Investing in mobile? Capture your customers with a robust mobile strategy
Many financial services organisations have recognised that mobility is essential to better engage and meet their clients’ needs, particularly the younger generation.
Compared to other sectors, the global financial services industry has been at the forefront of mobile adoption. Research shows that mobile banking is growing at a fast pace, it is predicted that 1.75 billion mobile phone users will have used their devices for banking purposes by the end of 2019, compared to 800 million in 2014. A major American bank we work with reports that 42 percent of its users are mobile only.
As customers begin to demand more compelling banking experiences across their devices, finance institutions need to adopt a holistic enterprise mobile strategy. Mobile provides banks and financial service organisations with an abundance of opportunities to help engage customers and improve retention rates. With more than half of mobile bankers between the ages of 18 and 34, the need to reach the millennial audience and create engaging mobile banking experiences is greater than ever.
As such, optimising the banking experience for mobile allows financial institutions to better target the Generation Y group, many of whom may never go into a branch. It also allows consumers to access information and data from any device at any time, increasing customer engagement and creating a better experience for both parties involved. A well developed mobile strategy can also provide financial companies with the ability to reduce operational costs for customers using mobile.
Before progressive financial services companies, from insurers to banks, can capitalise on the opportunities for improving customer engagement and organisational agility through the use of mobile technology, there are still a few challenges they must overcome.
Adopting a holistic view
Despite the high ‘sector adoption rates’ of mobile, the uptake has been predominately within the consumer retail and banking sector. This is understandable, given it is normally the largest customer segment, but it is a narrow view of mobile, which has dominated the industry.
Banking organisations need to look holistically at the potential of mobile across the enterprise. For example, finance institutions may have commercial or investment customers, as well as a partner channel of independent financial advisors. Beyond that, large sections of their own employees will have a requirement for integrated mobile applications, to support the customer account management function. Banks and other finance functions need to take on a more holistic mobile strategy to ensure they are reaching all stakeholders.
Another challenge for financial sector firms is a lack of true understanding of how mobile is ‘consumed’ by its audience. Bad examples of this consist of taking the interface and experience that exists on the Web and transferring it directly to a mobile environment. This approach to mobile does not take into account people’s mobile behaviours or needs and wants. As one in three millennials are open to switching banks within 90 days, banks need to ensure they understand and are optimising their apps for mobile if they want to succeed and retain customers.
Banks have complex integration requirements, but to make things work for mobile, it is vital to access core banking systems and backend customer information, so the right information can be accessed and used in the mobile environment.
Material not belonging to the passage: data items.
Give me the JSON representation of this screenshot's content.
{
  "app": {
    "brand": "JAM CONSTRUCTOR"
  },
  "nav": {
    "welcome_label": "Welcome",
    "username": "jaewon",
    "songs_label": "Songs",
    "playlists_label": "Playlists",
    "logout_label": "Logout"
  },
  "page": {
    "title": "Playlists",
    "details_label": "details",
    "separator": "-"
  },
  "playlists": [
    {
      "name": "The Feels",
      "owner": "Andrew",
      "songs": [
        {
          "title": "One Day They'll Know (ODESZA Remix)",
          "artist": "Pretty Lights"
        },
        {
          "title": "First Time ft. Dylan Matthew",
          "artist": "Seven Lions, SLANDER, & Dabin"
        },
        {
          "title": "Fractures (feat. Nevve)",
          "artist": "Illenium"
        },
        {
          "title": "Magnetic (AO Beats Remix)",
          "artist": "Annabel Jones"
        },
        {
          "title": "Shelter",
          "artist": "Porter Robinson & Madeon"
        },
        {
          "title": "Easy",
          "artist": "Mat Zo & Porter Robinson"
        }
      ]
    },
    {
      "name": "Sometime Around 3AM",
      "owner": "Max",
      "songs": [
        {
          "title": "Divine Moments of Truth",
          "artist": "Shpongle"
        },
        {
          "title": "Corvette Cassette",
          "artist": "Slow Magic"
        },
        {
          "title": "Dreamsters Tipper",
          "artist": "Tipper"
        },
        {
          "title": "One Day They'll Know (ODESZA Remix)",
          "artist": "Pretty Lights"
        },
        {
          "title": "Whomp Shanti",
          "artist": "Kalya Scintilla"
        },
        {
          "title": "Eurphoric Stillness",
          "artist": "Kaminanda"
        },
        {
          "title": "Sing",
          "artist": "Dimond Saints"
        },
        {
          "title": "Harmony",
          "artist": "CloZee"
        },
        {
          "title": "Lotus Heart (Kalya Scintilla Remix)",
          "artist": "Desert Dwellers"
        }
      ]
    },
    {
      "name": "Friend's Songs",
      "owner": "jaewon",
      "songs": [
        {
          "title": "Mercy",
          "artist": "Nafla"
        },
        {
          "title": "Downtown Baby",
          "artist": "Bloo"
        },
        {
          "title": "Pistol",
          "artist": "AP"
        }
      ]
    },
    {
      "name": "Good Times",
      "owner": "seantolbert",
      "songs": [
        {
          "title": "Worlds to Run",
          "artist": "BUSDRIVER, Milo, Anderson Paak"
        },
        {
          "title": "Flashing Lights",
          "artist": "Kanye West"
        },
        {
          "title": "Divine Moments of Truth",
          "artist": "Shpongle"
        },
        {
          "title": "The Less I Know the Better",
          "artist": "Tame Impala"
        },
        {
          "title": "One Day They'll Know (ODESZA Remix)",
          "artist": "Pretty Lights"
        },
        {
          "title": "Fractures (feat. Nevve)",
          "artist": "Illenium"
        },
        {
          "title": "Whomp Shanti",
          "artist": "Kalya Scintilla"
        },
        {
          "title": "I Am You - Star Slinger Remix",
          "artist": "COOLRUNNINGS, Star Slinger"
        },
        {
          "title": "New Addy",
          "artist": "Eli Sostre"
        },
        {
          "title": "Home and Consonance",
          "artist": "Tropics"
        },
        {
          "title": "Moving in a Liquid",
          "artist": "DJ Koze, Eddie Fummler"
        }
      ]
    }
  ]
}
Making this information available on mobile has security considerations, for both conservative financial organisations and for some sections of the customer base.
So how do financial service organisations overcome these challenges to make mobile work?
1. Understand mobile behaviour: It’s important that you recognise your mobile banking customers’ likes and dislikes and build this analysis into your plans. Develop and trial the applications, including the user experience and interface, and ensure that you are learning and responding to user feedback.
Most banking apps fail because of lack of user understanding, which leads to poorly designed apps. Mobile is all about the experience and success in the space is determined how quickly users adopt the app and use it. That’s why it’s important to understand how your customers, partners and staff want to use mobile.
2. Brand consistency: Creating a single consistent brand across all your stakeholder groups is key. The goal should be to ensure a single user experience, regardless of what type of finance customer, partner or employee you are targeting, in whatever region of the world and on whatever device is being used. Building a consistent mobile experience with your finance app will support your customer growth and enhance the company’s overall brand reputation.
3. An evolutionary approach: Business requirements are always evolving. It is important that the mobile applications you provide for the finance sector are able to respond to change as you capture process improvements. The business needs to be flexible enough to integrate these evolving changes in real-time. Business analysts need to be able to change or update the application themselves without support from IT. Learn from your own analysis, look at your competitors, start somewhere and build organically.
4. Analytics and insight: Launching your enterprise banking app is not the end of your process; it's the beginning. The business needs to measure the project’s ROI and to what extent it’s a profitable venture. Initially, this needs to be measured by the extent of access to the customer accounts and access to the customer transactions. Finally, it needs to measure the degree to which this channel is supporting cross-selling and new revenue opportunities.
As the program progresses, finance organisations need to learn what changes should be made to ensure that all three measurement criteria are exceeded.
The growth of mobile will continue to impact the global financial services industry at every level. New technology and services can enable anytime access to relevant information, but organisations need to understand the nuances of mobile behaviour, be consistent with their mobile branding, evolve and refine their approach. This will ensure that the correct analytics are being applied to guarantee overall project success in the finance sector and beyond.